Two summers ago while we driving along I-70 in downtown Topeka at high noon, our bicycles flew off their rack into the middle of the road. Fortunately for us, there was very little traffic and we could clearly see the bikes skimming along the centerline before stopping. A good Samaritan ran into the highway, retrieved the bike pieces and drove them back to our car. Later that evening, the event topped my social media post. That’s when my 92-year-old-Facebook-following mother called. “Was I all right?” “Are the boys upset?” and “Can you fix the bikes?” I should have known better. Nothing gets past her.
This summer, we set out with two new bikes (and a new rack) once again in the direction of Kansas. The weather forecasters were all a twitter with watches and warnings ranging from severe to tornadic. We successfully skirted some far-off funnel clouds, but, alas, as we crossed over the Nebraska border, the country radio announcer led me to believe there was no way out as a tornado was on the ground in St. Somewhere.
For 20 very long miles on a rural highway with nary a structure in sight, I asked the boys to look at a map to locate St. Somewhere.
Boy #1. “I don’t know how to read a map”
And I thought not teaching cursive in school was an issue.
At that point I put my boys on high alert, asking them to put down their phones, place their shoes back on their feet and look for a nice ditch.
Boy #2. “Why?” (Apparently the piercing cry of the radio’s weather alert system had been mistaken for Fortnite’s siren Evil Lair).
In the midst of the chaos, my phone started ringing.
The screen lit up: Mom.
I didn’t have to answer to know why she was calling. Later that night when we were securely checked into the first floor of a two-story motel—requested just in case a tornado sheared off the top—and a supper of snickers bars and Oreos from the motel vending machine—(because of street flooding, we were essentially stranded), I checked my voicemail. Sure enough, my mother was calling me FROM MICHIGAN to report that there were tornadoes in Kansas and Nebraska.

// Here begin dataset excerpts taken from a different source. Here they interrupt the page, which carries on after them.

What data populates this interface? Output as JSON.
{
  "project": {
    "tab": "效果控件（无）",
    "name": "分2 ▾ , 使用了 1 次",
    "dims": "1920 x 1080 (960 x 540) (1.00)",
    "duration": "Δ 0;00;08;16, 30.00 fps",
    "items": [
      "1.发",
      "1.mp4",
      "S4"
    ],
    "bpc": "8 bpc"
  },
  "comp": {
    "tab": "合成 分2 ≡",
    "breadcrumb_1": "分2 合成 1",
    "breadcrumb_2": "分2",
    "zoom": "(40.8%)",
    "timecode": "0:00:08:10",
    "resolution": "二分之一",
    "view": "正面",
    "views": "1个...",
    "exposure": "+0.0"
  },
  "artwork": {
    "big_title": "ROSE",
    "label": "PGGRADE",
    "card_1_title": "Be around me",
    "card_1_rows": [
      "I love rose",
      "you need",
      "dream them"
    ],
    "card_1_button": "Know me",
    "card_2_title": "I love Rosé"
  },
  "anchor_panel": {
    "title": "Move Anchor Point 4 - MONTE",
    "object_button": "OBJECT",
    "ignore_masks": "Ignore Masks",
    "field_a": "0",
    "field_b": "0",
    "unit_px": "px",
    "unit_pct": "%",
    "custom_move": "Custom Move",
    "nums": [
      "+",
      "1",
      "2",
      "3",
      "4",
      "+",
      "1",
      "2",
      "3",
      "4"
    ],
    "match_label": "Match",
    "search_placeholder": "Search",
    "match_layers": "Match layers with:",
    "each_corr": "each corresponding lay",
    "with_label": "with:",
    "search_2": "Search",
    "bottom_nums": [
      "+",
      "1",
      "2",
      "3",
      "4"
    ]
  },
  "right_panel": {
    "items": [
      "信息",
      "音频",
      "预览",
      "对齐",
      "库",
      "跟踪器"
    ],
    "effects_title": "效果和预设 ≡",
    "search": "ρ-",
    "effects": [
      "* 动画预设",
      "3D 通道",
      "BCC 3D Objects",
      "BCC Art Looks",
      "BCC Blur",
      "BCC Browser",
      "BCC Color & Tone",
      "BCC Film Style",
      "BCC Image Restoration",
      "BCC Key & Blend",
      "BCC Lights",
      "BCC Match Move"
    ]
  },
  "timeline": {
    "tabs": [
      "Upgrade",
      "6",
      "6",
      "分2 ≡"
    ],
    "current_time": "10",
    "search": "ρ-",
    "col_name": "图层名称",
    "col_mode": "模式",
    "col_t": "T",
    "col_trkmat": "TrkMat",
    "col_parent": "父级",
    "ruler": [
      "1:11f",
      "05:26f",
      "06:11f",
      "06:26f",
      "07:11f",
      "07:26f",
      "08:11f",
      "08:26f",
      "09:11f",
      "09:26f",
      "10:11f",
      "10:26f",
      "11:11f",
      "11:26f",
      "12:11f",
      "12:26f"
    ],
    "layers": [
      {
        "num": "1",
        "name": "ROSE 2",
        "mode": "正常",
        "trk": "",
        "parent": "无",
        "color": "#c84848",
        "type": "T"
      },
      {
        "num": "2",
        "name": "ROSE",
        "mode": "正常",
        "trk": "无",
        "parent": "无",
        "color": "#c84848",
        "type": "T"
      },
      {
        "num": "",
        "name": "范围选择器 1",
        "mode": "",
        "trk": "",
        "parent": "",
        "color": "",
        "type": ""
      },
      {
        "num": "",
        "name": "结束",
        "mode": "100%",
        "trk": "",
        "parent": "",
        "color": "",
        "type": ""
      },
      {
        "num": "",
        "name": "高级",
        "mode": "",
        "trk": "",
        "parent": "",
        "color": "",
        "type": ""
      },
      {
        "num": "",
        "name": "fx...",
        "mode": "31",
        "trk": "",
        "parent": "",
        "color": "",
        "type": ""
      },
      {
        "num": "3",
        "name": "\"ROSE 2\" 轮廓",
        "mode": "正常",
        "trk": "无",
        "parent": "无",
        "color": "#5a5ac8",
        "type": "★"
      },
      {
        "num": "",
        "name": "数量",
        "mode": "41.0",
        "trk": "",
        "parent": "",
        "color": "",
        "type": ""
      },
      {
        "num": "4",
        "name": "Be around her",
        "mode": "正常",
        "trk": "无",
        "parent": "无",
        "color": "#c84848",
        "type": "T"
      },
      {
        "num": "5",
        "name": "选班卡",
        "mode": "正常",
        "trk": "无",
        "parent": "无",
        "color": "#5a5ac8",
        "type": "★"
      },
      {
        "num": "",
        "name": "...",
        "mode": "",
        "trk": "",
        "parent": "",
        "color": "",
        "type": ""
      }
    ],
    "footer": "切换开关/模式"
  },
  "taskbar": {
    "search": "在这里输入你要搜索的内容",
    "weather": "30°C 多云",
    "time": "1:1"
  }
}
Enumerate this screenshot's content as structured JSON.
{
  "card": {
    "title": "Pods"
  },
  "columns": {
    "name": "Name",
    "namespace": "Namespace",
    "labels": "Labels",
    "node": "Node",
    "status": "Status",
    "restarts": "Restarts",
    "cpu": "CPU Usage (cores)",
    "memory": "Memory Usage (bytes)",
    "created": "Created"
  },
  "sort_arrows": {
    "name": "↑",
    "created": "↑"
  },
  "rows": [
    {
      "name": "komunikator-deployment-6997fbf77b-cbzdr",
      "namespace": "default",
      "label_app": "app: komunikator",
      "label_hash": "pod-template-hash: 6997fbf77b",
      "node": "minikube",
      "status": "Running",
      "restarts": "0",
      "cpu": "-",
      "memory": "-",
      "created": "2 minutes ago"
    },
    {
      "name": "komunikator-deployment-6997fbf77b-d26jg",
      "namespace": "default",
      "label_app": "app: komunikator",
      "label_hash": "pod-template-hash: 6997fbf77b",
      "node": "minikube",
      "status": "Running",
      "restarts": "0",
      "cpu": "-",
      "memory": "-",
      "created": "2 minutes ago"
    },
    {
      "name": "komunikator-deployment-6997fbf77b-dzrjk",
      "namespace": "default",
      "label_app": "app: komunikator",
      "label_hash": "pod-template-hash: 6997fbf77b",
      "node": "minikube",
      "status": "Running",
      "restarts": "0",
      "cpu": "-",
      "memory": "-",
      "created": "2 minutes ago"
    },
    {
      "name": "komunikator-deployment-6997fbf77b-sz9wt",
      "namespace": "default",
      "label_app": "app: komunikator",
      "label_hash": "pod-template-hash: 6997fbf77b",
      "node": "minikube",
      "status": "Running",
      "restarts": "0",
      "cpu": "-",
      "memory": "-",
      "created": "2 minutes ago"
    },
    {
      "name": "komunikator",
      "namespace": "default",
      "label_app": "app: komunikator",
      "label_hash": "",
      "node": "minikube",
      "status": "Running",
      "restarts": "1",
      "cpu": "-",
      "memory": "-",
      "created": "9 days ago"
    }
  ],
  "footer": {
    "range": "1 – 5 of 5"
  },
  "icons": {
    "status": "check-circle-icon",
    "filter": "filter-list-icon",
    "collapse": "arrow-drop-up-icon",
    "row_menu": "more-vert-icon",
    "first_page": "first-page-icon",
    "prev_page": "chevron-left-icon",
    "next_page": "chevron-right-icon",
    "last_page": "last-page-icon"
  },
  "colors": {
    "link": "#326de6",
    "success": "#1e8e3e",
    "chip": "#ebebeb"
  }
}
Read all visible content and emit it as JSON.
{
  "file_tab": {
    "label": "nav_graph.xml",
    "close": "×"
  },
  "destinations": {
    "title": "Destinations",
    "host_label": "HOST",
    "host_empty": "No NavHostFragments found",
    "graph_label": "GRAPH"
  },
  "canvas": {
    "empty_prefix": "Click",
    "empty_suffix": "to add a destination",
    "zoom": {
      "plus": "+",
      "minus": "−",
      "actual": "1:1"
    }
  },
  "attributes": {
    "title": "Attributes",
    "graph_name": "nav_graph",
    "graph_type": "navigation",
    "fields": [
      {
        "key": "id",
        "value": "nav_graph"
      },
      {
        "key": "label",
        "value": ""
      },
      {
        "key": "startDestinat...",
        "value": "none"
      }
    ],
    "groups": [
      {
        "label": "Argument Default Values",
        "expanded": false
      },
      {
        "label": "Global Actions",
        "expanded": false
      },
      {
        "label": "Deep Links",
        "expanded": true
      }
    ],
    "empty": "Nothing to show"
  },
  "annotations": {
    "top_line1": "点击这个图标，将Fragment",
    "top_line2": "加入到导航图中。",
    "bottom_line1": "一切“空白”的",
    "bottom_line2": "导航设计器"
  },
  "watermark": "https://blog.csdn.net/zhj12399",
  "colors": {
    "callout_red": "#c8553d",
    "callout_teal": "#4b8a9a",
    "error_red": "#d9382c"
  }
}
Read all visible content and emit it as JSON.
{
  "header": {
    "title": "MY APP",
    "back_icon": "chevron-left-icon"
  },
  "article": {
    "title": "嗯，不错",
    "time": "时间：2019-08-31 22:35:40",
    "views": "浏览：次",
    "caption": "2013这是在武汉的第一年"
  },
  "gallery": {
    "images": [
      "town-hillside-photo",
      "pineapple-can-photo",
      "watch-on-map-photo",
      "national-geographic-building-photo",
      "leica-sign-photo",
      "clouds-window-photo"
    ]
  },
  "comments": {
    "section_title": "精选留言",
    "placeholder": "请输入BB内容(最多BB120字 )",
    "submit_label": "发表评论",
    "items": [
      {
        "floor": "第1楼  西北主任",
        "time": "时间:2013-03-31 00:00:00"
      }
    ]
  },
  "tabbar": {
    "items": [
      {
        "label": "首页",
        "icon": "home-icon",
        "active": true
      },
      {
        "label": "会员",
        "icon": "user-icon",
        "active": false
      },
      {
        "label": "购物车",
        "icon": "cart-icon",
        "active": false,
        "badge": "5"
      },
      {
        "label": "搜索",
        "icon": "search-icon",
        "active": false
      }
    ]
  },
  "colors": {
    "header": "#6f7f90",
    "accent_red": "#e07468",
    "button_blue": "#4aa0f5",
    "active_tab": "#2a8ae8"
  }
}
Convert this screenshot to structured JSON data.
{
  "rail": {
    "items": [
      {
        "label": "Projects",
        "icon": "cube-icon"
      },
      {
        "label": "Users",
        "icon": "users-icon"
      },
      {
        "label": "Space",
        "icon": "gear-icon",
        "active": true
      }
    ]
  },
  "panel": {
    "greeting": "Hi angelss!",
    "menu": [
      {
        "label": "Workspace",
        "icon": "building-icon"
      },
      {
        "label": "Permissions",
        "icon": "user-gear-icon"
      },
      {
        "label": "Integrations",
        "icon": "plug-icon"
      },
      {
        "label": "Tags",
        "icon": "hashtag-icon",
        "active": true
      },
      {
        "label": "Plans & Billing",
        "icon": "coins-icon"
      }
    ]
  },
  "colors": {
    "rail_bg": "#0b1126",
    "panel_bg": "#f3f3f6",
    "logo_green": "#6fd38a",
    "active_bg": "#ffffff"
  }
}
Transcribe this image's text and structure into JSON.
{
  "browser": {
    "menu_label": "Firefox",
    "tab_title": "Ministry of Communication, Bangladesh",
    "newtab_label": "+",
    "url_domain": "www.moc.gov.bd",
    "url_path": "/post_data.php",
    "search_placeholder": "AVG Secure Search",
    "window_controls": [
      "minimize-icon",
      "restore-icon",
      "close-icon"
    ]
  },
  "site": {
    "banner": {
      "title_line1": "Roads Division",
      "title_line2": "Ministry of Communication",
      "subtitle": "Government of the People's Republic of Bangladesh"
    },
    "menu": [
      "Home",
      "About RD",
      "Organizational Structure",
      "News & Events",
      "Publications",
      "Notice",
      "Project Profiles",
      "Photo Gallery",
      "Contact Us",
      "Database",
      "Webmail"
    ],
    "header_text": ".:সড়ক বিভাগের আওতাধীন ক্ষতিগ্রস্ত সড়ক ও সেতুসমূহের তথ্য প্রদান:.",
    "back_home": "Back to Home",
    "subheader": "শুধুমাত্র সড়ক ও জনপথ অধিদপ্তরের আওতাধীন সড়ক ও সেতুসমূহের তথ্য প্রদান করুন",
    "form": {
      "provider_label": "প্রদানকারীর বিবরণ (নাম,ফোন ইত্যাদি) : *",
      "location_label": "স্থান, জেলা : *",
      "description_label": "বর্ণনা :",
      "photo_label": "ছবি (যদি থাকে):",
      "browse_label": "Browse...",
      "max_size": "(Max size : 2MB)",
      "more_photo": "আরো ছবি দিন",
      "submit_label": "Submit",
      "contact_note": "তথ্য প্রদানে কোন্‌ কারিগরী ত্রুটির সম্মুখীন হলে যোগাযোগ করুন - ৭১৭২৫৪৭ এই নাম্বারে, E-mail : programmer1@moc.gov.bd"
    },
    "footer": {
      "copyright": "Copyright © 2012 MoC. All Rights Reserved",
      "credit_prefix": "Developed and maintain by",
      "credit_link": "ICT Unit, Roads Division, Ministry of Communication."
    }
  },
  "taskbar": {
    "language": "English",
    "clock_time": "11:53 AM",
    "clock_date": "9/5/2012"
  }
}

Admittedly, my mother is a news junkie: CNN, MSNBC and PBS are her personal monograms. But, she also has her very own channel—a channel that requires no satellite, antennas or remote controls. It operates solely on intuition and radar well beyond the capabilities of NASA.
It’s called the Mother Channel.
It’s automatically activated by the birth of a child and streams 24-hours a day, without commercial interruption; in fact you can’t turn it off. It will keep you awake for hours in the middle of the night when your gut says something isn’t right.
Otherwise known as a “funny feeling.”
There have been countless times in my life that my mother has called to see how I was doing, at the precise time when I wasn’t doing well at all. Have I been a beacon of despair? Still a small child in a big world—despite my age?
In the end, we don’t need maps—we just need mothers. Their well-honed intuition and navigational skills will bring us home every time.